Here is a simple TBX I made to explore this:

~~Unicode regex 1.tbx (213.5 KB)~~ Corrected: Unicode regex 2.tbx (221.8 KB)

Not sure how to look up Unicode values? Just ask Google.

Edit: I’ve just updated aTbRef’s page on Regular Expression usage to reflect the above.

eastgate · September 28, 2023, 9:43pm

I believe you wanted $Text.contains(\x20): \xdd is a character code in hexadecimal (base 16), so 20 is 2*16+0 = character code 32 (decimal)

mwra · September 28, 2023, 9:45pm

Doh! I’ll update accordingly.

mwra · September 28, 2023, 9:56pm

Done: my last post (TBX, image and edited aTbRef page) all fixed.

mwra · September 29, 2023, 10:27am

Turns out there are more spaces than I’d thought:

…though most of us probably only encounter the first two with an regularity.

Got a space and has doubts as to which character it is? In BBEdit (you can get it for free).
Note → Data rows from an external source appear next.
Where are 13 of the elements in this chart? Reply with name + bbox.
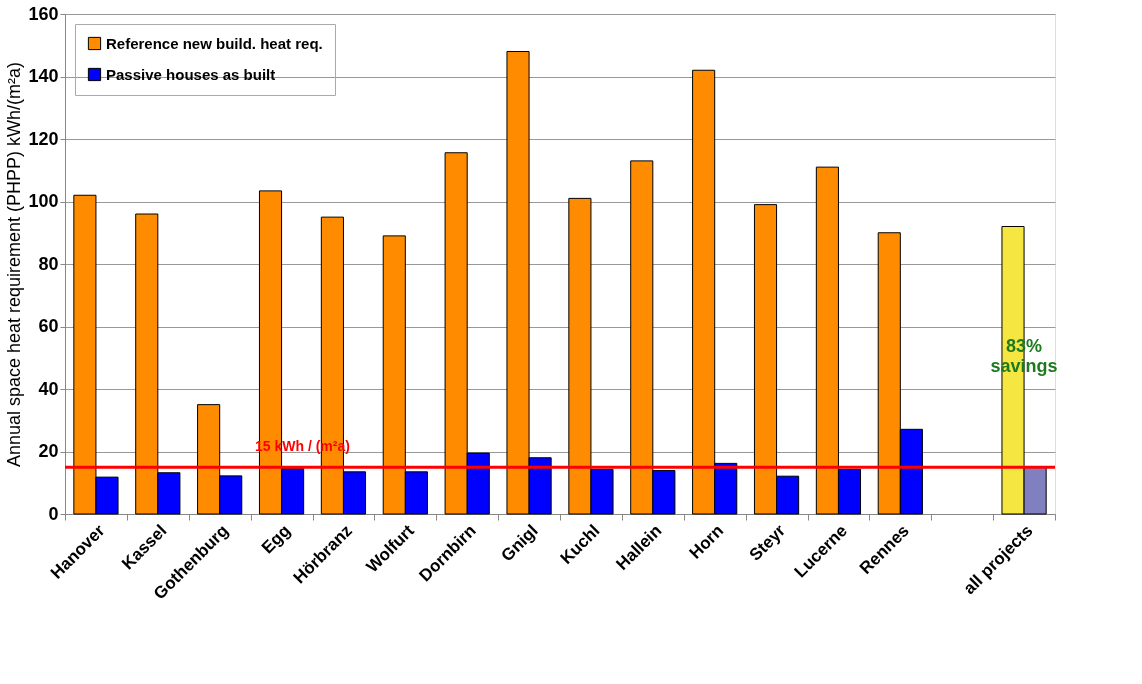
legend-label: Passive houses as built: [106, 65, 276, 83]
y-tick-label: 60: [38, 316, 59, 336]
y-tick-label: 140: [28, 66, 59, 86]
y-tick-label: 120: [28, 128, 59, 149]
y-axis-title: Annual space heat requirement (PHPP) kWh/(m²a): [4, 61, 25, 468]
legend-label: Reference new build. heat req.: [106, 34, 323, 52]
y-tick-label: 40: [38, 378, 59, 399]
y-tick-label: 100: [28, 191, 59, 211]
y-tick-label: 0: [48, 503, 59, 524]
x-tick-label: Egg: [257, 521, 295, 558]
y-tick-label: 20: [38, 441, 59, 461]
y-tick-label: 160: [28, 3, 59, 24]
y-tick-label: 80: [38, 253, 59, 274]
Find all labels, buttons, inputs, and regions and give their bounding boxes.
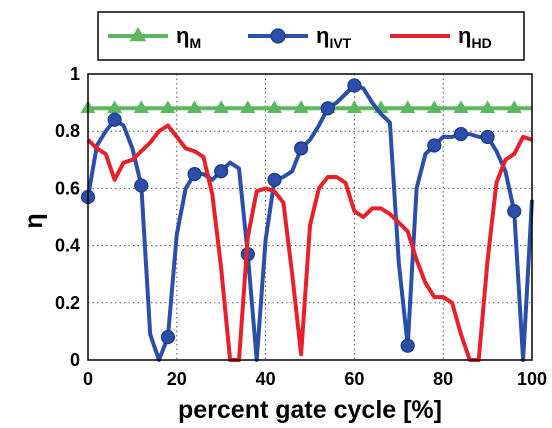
x-tick-label: 0 — [83, 369, 93, 389]
legend-label: ηHD — [458, 23, 492, 51]
legend-label-subscript: M — [189, 35, 201, 51]
circle-marker — [347, 78, 362, 93]
triangle-marker — [266, 100, 283, 114]
legend-label-main: η — [316, 23, 329, 48]
legend-label: ηIVT — [316, 23, 352, 51]
series-m — [80, 100, 532, 114]
circle-marker — [427, 138, 442, 153]
triangle-marker — [346, 100, 362, 114]
tick-labels: 0 20 40 60 80 100 0 0.2 0.4 0.6 0.8 1 — [55, 64, 547, 389]
triangle-marker — [240, 100, 256, 114]
series-line — [86, 123, 533, 362]
y-tick-label: 0.8 — [55, 121, 80, 141]
plot-frame — [87, 73, 533, 361]
circle-marker — [400, 338, 415, 353]
series-hd — [86, 123, 533, 362]
triangle-marker — [133, 100, 149, 114]
circle-marker — [320, 101, 335, 116]
legend-box — [97, 11, 525, 61]
y-axis-label: η — [20, 213, 48, 228]
triangle-marker — [506, 100, 522, 114]
triangle-marker — [213, 100, 229, 114]
triangle-marker — [480, 100, 496, 114]
circle-marker — [507, 204, 522, 219]
legend-item-m: ηM — [108, 23, 201, 51]
legend-label-subscript: IVT — [329, 35, 351, 51]
x-tick-label: 20 — [167, 369, 187, 389]
legend-item-ivt: ηIVT — [248, 23, 352, 51]
triangle-marker — [426, 100, 442, 114]
circle-marker — [134, 178, 149, 193]
circle-marker — [214, 164, 229, 179]
circle-marker — [453, 126, 469, 142]
circle-marker — [160, 330, 176, 345]
series-group — [80, 78, 534, 362]
y-tick-label: 1 — [70, 64, 80, 84]
y-tick-label: 0.4 — [55, 236, 80, 256]
triangle-marker — [107, 100, 123, 114]
triangle-marker — [187, 100, 203, 114]
legend-label-main: η — [176, 23, 189, 48]
legend: ηM ηIVT ηHD — [97, 11, 525, 61]
legend-label-subscript: HD — [471, 35, 491, 51]
legend-item-hd: ηHD — [390, 23, 492, 51]
circle-marker — [294, 141, 309, 156]
triangle-marker — [129, 27, 147, 42]
circle-marker — [187, 167, 202, 182]
triangle-marker — [400, 100, 416, 114]
triangle-marker — [453, 100, 469, 114]
triangle-marker — [160, 100, 176, 114]
series-ivt — [80, 78, 534, 362]
legend-label-main: η — [458, 23, 471, 48]
y-tick-label: 0.2 — [55, 293, 80, 313]
triangle-marker — [293, 100, 309, 114]
circle-marker — [270, 28, 286, 44]
circle-marker — [480, 129, 495, 145]
x-tick-label: 60 — [344, 369, 364, 389]
x-tick-label: 40 — [256, 369, 276, 389]
x-tick-label: 80 — [433, 369, 453, 389]
x-tick-label: 100 — [517, 369, 547, 389]
circle-marker — [267, 172, 282, 187]
y-tick-label: 0.6 — [55, 178, 80, 198]
x-axis-label: percent gate cycle [%] — [178, 396, 442, 424]
y-tick-label: 0 — [70, 350, 80, 370]
legend-label: ηM — [176, 23, 201, 51]
grid — [88, 74, 532, 360]
circle-marker — [107, 112, 122, 127]
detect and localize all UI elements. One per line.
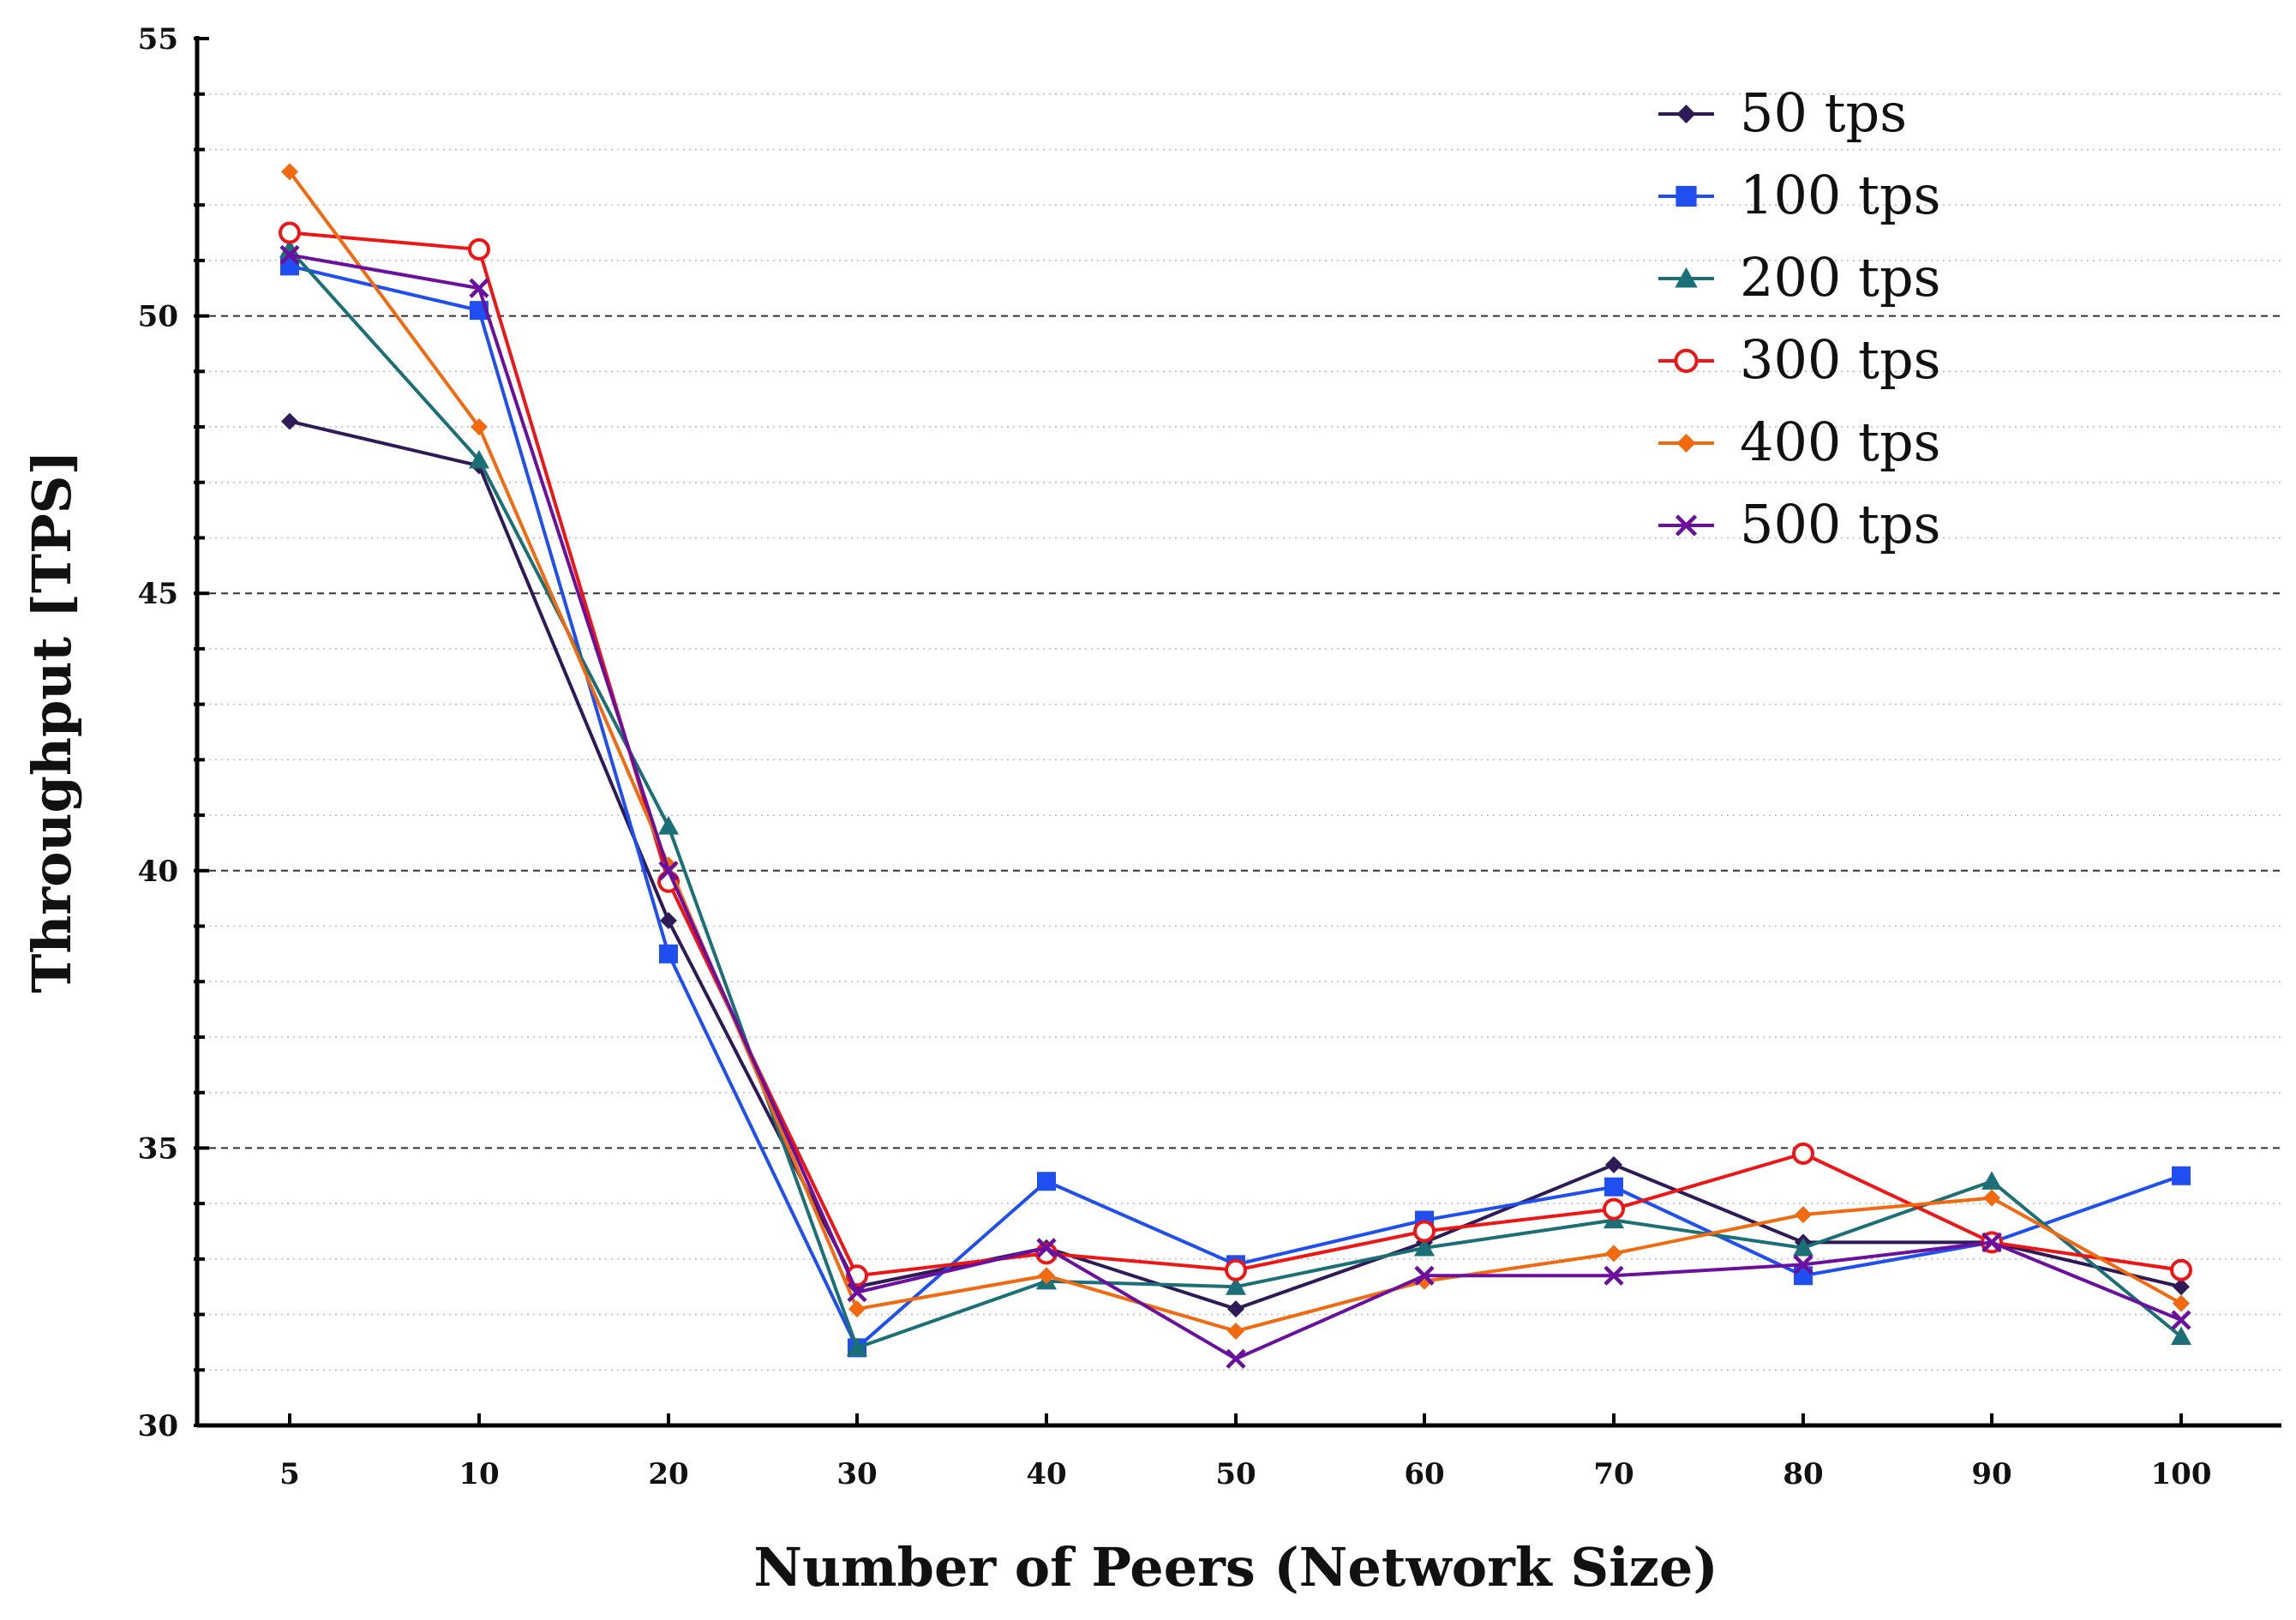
legend-marker [1675,267,1698,288]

Copy/paste the content into a BBEdit window, select the suspect character and then use menu Window ▸ Palettes ▸ Character Inspector:

Usefully, if you also set BBEdit to show invisibles^†, spaces and non-breaking spaces are indicated differently (different size dot - see above grab). To show invisibles (if not on by default), ppen BBEdit’s settings (i.e. Preferences) and select ‘Editor Defaults’ in the left side bar:

For those going down that rabbit hole, the Settings dialog’s ‘Editing’ tab, at the bottom of the tab allows you to customise the ‘invisible’ symbols for tabs and line ends:

You can’t customise the spaces’ ‘invisible’ character but most other types of space, from the above table of spaces, render as a red dot. In fact, why not—here are all the entries from the table above, as seen in BBEdit:

… and that’s probably more than enough detail!